You're right that it's at every layer in any complex organization but I'm bullish on the belief that developers hold a lot of the solutions here and can make it happen even in a complex organizational hierarchy with competing interests.
We first need better tools to make it easier to implement.
Where I work devs usually have the most force. We know privacy laws, we care about not collecting bullshit data that might ruin our day when our org looses it later. We are not a software company however, software is mostly for us and our customers
@atoav - this is awesome to hear! I'd love to know more about where you work and how you guys have done such a good job of helping devs understand and drive privacy.
It doesn't really matter if the software's end-user is internal teams or customers, they're all people and privacy matters across the board.
It is everyone. For instance, in my role as DBA over 15 years ago we went ahead with a relational data model without much thought about 'how do I delete a user'. A few years later, I needed to write a script to scrub a user from the complex schema. Dozens of special cases 'how do we repair the data if we remove this row or alter this foreign key', cascading, and trawling the foreign key definitions in the database schema to write tests to automatically pick up when the schema was changed and fail integration tests if the script wasn't updated to cope... great fun writing that horror, but slow and should never have needed to exist with a bit of forethought. To this day removing an account is a slow, asynchronous process. And now with GDPR nobody should make that sort of mistake again since they should be aware.
Commendable work @Stubish on writing that script. You've nailed the exact problem that I'm referring to here.

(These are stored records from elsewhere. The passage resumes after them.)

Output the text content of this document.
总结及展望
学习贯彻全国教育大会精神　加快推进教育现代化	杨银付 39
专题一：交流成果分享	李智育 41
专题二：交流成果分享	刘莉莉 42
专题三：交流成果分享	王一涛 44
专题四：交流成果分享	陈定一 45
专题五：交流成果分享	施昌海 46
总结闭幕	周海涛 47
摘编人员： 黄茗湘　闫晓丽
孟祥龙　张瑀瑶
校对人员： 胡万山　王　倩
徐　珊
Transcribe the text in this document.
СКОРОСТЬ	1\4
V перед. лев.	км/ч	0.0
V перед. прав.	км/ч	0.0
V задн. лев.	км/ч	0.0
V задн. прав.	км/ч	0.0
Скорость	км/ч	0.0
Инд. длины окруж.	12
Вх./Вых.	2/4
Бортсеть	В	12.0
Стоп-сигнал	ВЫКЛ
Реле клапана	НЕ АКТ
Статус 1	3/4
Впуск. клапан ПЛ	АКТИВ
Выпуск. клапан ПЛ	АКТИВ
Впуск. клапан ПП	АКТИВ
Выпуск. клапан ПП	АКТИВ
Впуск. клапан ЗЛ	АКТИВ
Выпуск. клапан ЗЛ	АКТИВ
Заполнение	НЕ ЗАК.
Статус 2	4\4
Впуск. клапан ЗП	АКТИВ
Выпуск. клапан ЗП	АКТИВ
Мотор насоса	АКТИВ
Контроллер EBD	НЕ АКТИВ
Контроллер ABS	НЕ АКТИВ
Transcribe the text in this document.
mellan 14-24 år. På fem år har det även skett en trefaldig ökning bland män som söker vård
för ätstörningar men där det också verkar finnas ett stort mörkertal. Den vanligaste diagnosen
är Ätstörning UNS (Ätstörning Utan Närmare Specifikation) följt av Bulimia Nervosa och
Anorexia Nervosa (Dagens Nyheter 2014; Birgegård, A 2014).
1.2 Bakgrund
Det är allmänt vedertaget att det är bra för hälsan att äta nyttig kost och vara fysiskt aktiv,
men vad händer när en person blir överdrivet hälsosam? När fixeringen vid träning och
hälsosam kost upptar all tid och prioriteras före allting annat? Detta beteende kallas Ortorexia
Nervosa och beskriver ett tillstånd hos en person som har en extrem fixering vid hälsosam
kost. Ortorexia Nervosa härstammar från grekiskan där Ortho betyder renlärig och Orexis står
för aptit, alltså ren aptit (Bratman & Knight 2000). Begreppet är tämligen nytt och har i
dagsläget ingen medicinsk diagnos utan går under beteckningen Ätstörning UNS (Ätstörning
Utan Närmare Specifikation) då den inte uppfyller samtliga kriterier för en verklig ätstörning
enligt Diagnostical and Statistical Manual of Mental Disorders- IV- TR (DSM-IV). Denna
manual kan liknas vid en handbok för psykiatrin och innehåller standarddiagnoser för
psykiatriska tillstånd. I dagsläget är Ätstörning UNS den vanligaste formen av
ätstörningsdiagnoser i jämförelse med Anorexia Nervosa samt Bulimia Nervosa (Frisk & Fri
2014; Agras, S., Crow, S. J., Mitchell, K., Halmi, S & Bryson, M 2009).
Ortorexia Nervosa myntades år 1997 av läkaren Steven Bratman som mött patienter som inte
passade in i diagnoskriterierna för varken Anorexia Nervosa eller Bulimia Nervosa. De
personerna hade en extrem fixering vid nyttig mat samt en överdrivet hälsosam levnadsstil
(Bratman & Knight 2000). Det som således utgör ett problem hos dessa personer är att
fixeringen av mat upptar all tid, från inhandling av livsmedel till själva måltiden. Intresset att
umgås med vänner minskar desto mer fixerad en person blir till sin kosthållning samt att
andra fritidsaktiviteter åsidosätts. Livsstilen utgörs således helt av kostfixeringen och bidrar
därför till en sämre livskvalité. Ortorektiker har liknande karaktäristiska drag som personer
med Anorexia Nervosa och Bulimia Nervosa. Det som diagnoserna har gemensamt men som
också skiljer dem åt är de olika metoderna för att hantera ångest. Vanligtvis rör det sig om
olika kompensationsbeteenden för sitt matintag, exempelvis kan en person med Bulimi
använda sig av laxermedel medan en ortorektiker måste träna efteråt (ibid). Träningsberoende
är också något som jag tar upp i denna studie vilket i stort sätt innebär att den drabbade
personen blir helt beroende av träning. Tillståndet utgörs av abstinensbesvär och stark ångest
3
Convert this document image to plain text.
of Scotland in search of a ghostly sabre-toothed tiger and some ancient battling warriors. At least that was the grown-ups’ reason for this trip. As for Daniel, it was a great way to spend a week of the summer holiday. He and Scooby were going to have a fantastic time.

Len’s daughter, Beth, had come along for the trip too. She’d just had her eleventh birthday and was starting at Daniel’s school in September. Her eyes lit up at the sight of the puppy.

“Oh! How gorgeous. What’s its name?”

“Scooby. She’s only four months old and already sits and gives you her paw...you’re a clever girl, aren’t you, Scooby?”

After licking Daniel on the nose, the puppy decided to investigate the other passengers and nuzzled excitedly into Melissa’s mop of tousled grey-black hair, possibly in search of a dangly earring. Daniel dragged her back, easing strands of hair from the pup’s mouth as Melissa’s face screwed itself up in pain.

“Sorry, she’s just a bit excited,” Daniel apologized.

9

Strong privacy is a kind of anachronistic issue in that the regulations came long after many systems were designed/built but also most of the common methods used to continue to design systems. So consistent data deletion across distributed system should be easy, but of course in truth as you know, it's a nightmare and often a brittle solution that needs to be updated as your software continues to change.
This specific example you've taken is a really good one of how painful privacy can be and how avoidable this issue should be for all devs, both software and data teams.